Mad Cow Update
January 8th, 2004
By Ken McGrath : eCureMe Staff Writer
January 7th, 2004 : Physician Reviewed
Three weeks after meat from a slaughtered Washington state dairy cow
tested positive for Bovine Spongiform Encephalopathy (BSE) - commonly
known as Mad Cow disease - efforts to get a handle on the situation
have yielded mixed results.
Results from DNA tests carried out by U.S. Department of Agriculture (USDA)
and Canadian authorities have confirmed that the infected cow came from an
area of Alberta, Canada where another cow with BSE was identified last
summer. Both cows most likely contracted BSE from a batch of infected
feed. According to experts, the finding is good news. Speaking on Fox News,
David Ropeick from the Harvard Center for Risk Analysis said, "
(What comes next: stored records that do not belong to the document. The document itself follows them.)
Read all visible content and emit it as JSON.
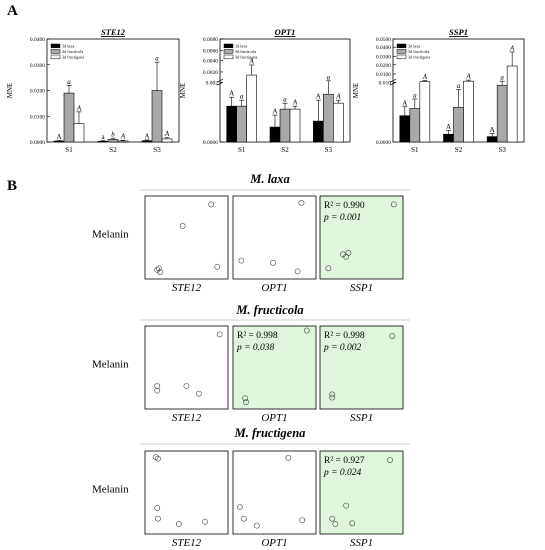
{
  "panel_a_label": "A",
  "panel_b_label": "B",
  "chart_data": [
    {
      "type": "bar",
      "title": "STE12",
      "ylabel": "MNE",
      "categories": [
        "S1",
        "S2",
        "S3"
      ],
      "ylim": [
        0,
        0.04
      ],
      "yticks": [
        "0.0000",
        "0.0100",
        "0.0200",
        "0.0300",
        "0.0400"
      ],
      "legend": [
        "3d laxa",
        "3d fructicola",
        "3d fructigena"
      ],
      "series": [
        {
          "name": "3d laxa",
          "values": [
            0.0004,
            0.0003,
            0.0005
          ],
          "errors": [
            0.0002,
            0.0002,
            0.0003
          ],
          "letters": [
            "A",
            "a",
            "A"
          ]
        },
        {
          "name": "3d fructicola",
          "values": [
            0.019,
            0.001,
            0.02
          ],
          "errors": [
            0.003,
            0.0005,
            0.011
          ],
          "letters": [
            "a",
            "b",
            "a"
          ]
        },
        {
          "name": "3d fructigena",
          "values": [
            0.0072,
            0.0004,
            0.0012
          ],
          "errors": [
            0.0045,
            0.0003,
            0.0005
          ],
          "letters": [
            "A",
            "A",
            "A"
          ]
        }
      ]
    },
    {
      "type": "bar",
      "title": "OPT1",
      "ylabel": "MNE",
      "categories": [
        "S1",
        "S2",
        "S3"
      ],
      "ylim": [
        0,
        0.008
      ],
      "axis_break": true,
      "yticks": [
        "0.0000",
        "0.002",
        "0.0020",
        "0.0040",
        "0.0060",
        "0.0080"
      ],
      "legend": [
        "3d laxa",
        "3d fructicola",
        "3d fructigena"
      ],
      "series": [
        {
          "name": "3d laxa",
          "values": [
            0.0012,
            0.0005,
            0.0007
          ],
          "errors": [
            0.0003,
            0.0004,
            0.0007
          ],
          "letters": [
            "A",
            "A",
            "A"
          ]
        },
        {
          "name": "3d fructicola",
          "values": [
            0.0012,
            0.0011,
            0.0016
          ],
          "errors": [
            0.0002,
            0.0002,
            0.0006
          ],
          "letters": [
            "a",
            "a",
            "a"
          ]
        },
        {
          "name": "3d fructigena",
          "values": [
            0.003,
            0.0011,
            0.0013
          ],
          "errors": [
            0.0014,
            0.0001,
            0.0001
          ],
          "letters": [
            "A",
            "A",
            "A"
          ]
        }
      ]
    },
    {
      "type": "bar",
      "title": "SSP1",
      "ylabel": "MNE",
      "categories": [
        "S1",
        "S2",
        "S3"
      ],
      "ylim": [
        0,
        0.05
      ],
      "axis_break": true,
      "yticks": [
        "0.0000",
        "0.010",
        "0.0100",
        "0.0200",
        "0.0300",
        "0.0400",
        "0.0500"
      ],
      "legend": [
        "3d laxa",
        "3d fructicola",
        "3d fructigena"
      ],
      "series": [
        {
          "name": "3d laxa",
          "values": [
            0.0044,
            0.0013,
            0.0009
          ],
          "errors": [
            0.0015,
            0.0006,
            0.0005
          ],
          "letters": [
            "A",
            "A",
            "A"
          ]
        },
        {
          "name": "3d fructicola",
          "values": [
            0.0056,
            0.0058,
            0.0095
          ],
          "errors": [
            0.0016,
            0.003,
            0.0015
          ],
          "letters": [
            "a",
            "a",
            "a"
          ]
        },
        {
          "name": "3d fructigena",
          "values": [
            0.0106,
            0.011,
            0.025
          ],
          "errors": [
            0.001,
            0.001,
            0.013
          ],
          "letters": [
            "A",
            "A",
            "A"
          ]
        }
      ]
    },
    {
      "type": "scatter",
      "title": "M. laxa",
      "ylabel": "Melanin",
      "plots": [
        {
          "xlabel": "STE12",
          "highlight": false,
          "r2": "",
          "p": "",
          "points": [
            [
              0.12,
              0.08
            ],
            [
              0.16,
              0.05
            ],
            [
              0.14,
              0.1
            ],
            [
              0.45,
              0.65
            ],
            [
              0.82,
              0.93
            ],
            [
              0.9,
              0.12
            ]
          ]
        },
        {
          "xlabel": "OPT1",
          "highlight": false,
          "r2": "",
          "p": "",
          "points": [
            [
              0.07,
              0.2
            ],
            [
              0.48,
              0.17
            ],
            [
              0.8,
              0.06
            ],
            [
              0.85,
              0.95
            ]
          ]
        },
        {
          "xlabel": "SSP1",
          "highlight": true,
          "r2": "R² = 0.990",
          "p": "p = 0.001",
          "points": [
            [
              0.07,
              0.1
            ],
            [
              0.26,
              0.28
            ],
            [
              0.3,
              0.25
            ],
            [
              0.33,
              0.3
            ],
            [
              0.92,
              0.93
            ]
          ]
        }
      ]
    },
    {
      "type": "scatter",
      "title": "M. fructicola",
      "ylabel": "Melanin",
      "plots": [
        {
          "xlabel": "STE12",
          "highlight": false,
          "r2": "",
          "p": "",
          "points": [
            [
              0.12,
              0.26
            ],
            [
              0.12,
              0.2
            ],
            [
              0.5,
              0.26
            ],
            [
              0.66,
              0.16
            ],
            [
              0.93,
              0.93
            ]
          ]
        },
        {
          "xlabel": "OPT1",
          "highlight": true,
          "r2": "R² = 0.998",
          "p": "p = 0.038",
          "points": [
            [
              0.12,
              0.1
            ],
            [
              0.13,
              0.05
            ],
            [
              0.92,
              0.98
            ]
          ]
        },
        {
          "xlabel": "SSP1",
          "highlight": true,
          "r2": "R² = 0.998",
          "p": "p = 0.002",
          "points": [
            [
              0.12,
              0.15
            ],
            [
              0.12,
              0.11
            ],
            [
              0.9,
              0.91
            ]
          ]
        }
      ]
    },
    {
      "type": "scatter",
      "title": "M. fructigena",
      "ylabel": "Melanin",
      "plots": [
        {
          "xlabel": "STE12",
          "highlight": false,
          "r2": "",
          "p": "",
          "points": [
            [
              0.1,
              0.96
            ],
            [
              0.13,
              0.94
            ],
            [
              0.12,
              0.3
            ],
            [
              0.13,
              0.16
            ],
            [
              0.4,
              0.09
            ],
            [
              0.74,
              0.12
            ]
          ]
        },
        {
          "xlabel": "OPT1",
          "highlight": false,
          "r2": "",
          "p": "",
          "points": [
            [
              0.05,
              0.31
            ],
            [
              0.1,
              0.16
            ],
            [
              0.27,
              0.07
            ],
            [
              0.68,
              0.95
            ],
            [
              0.86,
              0.14
            ]
          ]
        },
        {
          "xlabel": "SSP1",
          "highlight": true,
          "r2": "R² = 0.927",
          "p": "p = 0.024",
          "points": [
            [
              0.12,
              0.16
            ],
            [
              0.16,
              0.09
            ],
            [
              0.3,
              0.33
            ],
            [
              0.38,
              0.1
            ],
            [
              0.87,
              0.92
            ]
          ]
        }
      ]
    }
  ],
  "colors": {
    "laxa": "#000000",
    "fructicola": "#a9a9a9",
    "fructigena": "#ffffff",
    "highlight": "#dff5dc",
    "axis": "#000000",
    "error": "#000000"
  }
}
[the DNA test result] increases the likelihood that [the Washington] cow and the
Canadian cowˇ¦were fed from the same contaminated batch of feed. Which
would, if it’s true, would be good news. Because instead of two bad batches of
feed contaminating separate animals, there’d be only one."
Officials are still trying to track down over eighty head of cattle imported into
the country along with the infected heifer. The rest of the herd poses a danger
because, potentially, they could have consumed the same infected feed. Three
herds of cattle in Washington have been quarantined on that suspicion. 450
calves were slaughtered to insure offspring of the infected heifer didn’t enter
the food supply.
The USDA has issued a recall of meat product processed in the same plant,
on the same day, as the infected cow. However, shipments of beef bones
included in the recall reached at least five Vietnamese restaurants in the San
Francisco Bay area and were served to customers. Local officials insist that
even with the bones being consumed, the risk of contracting variant
Cruetzfeldt-Jakob disease (vCJD) is less than "one in ten billion".
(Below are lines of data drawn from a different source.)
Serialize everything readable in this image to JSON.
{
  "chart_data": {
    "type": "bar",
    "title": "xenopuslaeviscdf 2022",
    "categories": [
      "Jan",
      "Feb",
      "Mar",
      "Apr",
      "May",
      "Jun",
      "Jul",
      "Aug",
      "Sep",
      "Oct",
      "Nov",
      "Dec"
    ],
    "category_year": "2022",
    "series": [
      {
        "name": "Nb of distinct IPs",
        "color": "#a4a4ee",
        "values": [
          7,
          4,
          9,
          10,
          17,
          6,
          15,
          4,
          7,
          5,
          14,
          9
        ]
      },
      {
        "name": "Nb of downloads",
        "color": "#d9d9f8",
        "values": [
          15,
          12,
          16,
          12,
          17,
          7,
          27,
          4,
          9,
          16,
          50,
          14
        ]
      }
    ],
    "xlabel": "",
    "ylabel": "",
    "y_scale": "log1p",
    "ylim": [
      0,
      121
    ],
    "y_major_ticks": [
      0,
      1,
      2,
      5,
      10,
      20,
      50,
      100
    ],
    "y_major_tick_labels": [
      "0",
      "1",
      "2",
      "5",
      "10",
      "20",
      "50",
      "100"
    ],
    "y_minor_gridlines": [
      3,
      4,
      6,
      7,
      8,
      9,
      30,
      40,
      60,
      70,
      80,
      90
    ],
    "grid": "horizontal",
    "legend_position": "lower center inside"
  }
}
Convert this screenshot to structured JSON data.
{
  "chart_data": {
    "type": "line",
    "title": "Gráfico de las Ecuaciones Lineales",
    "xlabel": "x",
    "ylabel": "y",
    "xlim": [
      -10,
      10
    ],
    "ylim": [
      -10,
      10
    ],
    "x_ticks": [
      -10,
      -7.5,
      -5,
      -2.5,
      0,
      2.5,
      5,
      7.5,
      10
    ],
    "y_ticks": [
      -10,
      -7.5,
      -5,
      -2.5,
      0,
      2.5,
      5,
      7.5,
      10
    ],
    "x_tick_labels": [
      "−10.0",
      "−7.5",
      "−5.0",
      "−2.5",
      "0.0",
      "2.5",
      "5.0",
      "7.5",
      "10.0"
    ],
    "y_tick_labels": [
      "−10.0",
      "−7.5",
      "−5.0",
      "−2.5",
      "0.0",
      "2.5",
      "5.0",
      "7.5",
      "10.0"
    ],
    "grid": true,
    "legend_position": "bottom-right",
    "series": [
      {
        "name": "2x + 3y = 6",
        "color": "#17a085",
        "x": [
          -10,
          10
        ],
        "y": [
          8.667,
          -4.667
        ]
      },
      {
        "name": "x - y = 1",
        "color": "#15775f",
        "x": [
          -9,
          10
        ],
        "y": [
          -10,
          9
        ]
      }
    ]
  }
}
Though no cases of vCJD have yet been reported in the U.S., the continuing
efforts to contain the disease have done little to educate shoppers. As the root
of Mad Cow and vCJD is the protein content in the feed cattle consume, experts
advise that consumers wary of the disease ask their butchers for beef raised
on vegetarian grain or natural grasses. Steaks, and most muscle cuts of meat,
are generally agreed to be low risk. Some scientists, however, caution that
cuts that might come in contact with brain or nervous system material - such
as beef tongue and cheek - may be higher risk. Ground beef is safest when
consumers grind it themselves in a food processor. Prepackaged
ground beef can contain meat scraps from a number of animals. Some ground
beef, sausage and hot dog meat may even contain nervous system material,
depending on how it was butchered.
Consumers seeking information should go to the Department of Agriculture’s
website (www.usda.gov) or call
the department’s toll free information line at 1-800-USDACO.